A member of the team that cloned Dolly the sheep, Alan Colman, left Scotland for Singapore, saying that the United Kingdom wouldn’t fund his stem cell work on diabetes the way Singapore could.
Then there’s Stem Cell Sciences Holdings in Scotland. It’s looking for a home in the United States, Ms. De Trizio said.
“Not surprisingly, they’re looking in Massachusetts, New Jersey, and California. Those are the three friendliest states to stem cell research.”
Although Massachusetts doesn’t have the state efforts launched by California and New Jersey, Harvard’s Stem Cell Institute hopes to raise $100 million for research, adding to the attractiveness of a state already full of top laboratories.
Ms. De Trizio said if the United States can solve its ethical conflicts and begin investment soon, Singapore and other nations are no threat.
But she warned, “If it takes a couple more years for people to really come along, Singapore may really get ahead of us.”
Now that the discussion of the tiny embryo is a matter of international consideration, the revolution in embryo science has truly come full circle in the 26 years since the arrival of the world’s first test-tube baby.

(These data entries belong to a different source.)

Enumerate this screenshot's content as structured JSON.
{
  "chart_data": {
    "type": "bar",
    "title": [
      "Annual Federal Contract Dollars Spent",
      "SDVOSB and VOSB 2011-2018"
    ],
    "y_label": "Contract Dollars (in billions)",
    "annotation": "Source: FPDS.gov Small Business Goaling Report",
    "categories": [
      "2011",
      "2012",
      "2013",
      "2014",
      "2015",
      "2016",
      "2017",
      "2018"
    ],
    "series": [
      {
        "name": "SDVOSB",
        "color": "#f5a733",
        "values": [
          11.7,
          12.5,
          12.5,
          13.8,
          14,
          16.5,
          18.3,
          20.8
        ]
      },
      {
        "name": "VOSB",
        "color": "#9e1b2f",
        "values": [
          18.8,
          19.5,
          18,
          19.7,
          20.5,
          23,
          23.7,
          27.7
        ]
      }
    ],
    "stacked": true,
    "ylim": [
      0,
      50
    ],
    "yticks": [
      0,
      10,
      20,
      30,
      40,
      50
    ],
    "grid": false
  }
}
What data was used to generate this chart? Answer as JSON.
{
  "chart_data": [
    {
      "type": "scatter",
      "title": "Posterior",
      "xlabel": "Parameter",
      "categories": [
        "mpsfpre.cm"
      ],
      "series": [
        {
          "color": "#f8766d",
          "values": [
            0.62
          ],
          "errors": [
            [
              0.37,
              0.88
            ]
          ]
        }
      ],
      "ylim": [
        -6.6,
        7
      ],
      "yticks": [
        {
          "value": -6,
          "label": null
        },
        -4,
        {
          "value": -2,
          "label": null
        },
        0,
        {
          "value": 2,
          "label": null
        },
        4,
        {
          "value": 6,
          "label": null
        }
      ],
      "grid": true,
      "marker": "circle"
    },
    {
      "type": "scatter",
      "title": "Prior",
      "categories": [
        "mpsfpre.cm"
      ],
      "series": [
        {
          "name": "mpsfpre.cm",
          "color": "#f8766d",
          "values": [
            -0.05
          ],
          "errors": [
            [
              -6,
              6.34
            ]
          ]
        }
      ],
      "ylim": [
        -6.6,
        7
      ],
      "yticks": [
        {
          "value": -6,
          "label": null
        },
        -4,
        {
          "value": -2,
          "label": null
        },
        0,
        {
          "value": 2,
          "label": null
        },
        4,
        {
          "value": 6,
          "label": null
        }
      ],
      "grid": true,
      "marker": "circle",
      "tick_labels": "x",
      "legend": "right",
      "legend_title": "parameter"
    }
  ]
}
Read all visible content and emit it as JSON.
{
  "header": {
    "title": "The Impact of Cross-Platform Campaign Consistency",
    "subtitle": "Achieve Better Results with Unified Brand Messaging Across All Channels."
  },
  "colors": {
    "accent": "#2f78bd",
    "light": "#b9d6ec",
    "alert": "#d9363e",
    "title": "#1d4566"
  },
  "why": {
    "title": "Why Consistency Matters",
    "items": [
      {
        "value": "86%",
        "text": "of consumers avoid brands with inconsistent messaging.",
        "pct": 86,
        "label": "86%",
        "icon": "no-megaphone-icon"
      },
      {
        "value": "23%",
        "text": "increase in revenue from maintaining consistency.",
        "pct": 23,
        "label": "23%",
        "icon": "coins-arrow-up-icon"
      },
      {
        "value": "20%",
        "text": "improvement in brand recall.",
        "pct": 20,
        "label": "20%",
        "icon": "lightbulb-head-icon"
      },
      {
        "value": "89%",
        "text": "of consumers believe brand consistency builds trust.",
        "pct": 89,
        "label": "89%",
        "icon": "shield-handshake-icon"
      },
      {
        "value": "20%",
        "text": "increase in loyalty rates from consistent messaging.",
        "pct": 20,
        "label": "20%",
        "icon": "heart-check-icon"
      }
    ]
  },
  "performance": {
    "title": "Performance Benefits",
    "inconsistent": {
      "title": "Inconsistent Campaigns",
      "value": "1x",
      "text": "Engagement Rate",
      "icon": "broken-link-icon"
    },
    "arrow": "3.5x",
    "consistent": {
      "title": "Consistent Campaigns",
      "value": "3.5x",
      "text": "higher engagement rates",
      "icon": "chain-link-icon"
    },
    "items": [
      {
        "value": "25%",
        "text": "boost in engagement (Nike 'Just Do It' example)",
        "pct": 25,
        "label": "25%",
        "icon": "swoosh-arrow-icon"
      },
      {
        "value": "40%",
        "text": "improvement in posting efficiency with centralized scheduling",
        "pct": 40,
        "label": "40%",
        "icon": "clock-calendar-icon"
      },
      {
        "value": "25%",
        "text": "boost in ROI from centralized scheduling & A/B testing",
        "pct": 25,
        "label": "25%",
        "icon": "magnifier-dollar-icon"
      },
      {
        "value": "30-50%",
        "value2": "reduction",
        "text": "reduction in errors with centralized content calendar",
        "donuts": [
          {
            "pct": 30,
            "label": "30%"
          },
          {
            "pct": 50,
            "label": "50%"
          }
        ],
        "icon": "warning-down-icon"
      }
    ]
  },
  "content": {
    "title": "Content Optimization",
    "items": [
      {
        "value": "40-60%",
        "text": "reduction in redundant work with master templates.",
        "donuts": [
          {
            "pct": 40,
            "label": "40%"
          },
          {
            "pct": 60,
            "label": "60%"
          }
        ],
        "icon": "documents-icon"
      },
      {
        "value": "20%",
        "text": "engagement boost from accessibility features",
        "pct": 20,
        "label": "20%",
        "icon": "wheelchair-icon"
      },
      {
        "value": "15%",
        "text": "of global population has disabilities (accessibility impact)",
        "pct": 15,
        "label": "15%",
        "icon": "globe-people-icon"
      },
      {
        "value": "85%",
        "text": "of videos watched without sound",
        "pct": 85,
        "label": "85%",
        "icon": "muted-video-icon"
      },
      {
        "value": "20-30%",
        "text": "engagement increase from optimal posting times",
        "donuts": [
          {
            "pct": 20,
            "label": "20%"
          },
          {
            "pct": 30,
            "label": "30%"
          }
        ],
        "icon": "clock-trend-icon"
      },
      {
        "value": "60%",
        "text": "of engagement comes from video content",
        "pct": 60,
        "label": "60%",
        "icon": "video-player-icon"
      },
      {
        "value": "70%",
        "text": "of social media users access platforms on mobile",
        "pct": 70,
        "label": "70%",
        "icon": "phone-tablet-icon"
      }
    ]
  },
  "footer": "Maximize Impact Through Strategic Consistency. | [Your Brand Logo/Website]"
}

The blast of publicity that accompanied the birth of Elizabeth Brown has been followed by little more than murmurs since, and the issue of embryos has been most ardently discussed by desperate patients in conference with their fertility doctors.
But now, the 400,000 human embryos on ice in the United States, with more added every day, are in everyone’s focus. Suspended in liquid nitrogen, these balls of cells, a little smaller than the dot of an i, are human potential incarnate. Who can say what we may decide to do with them?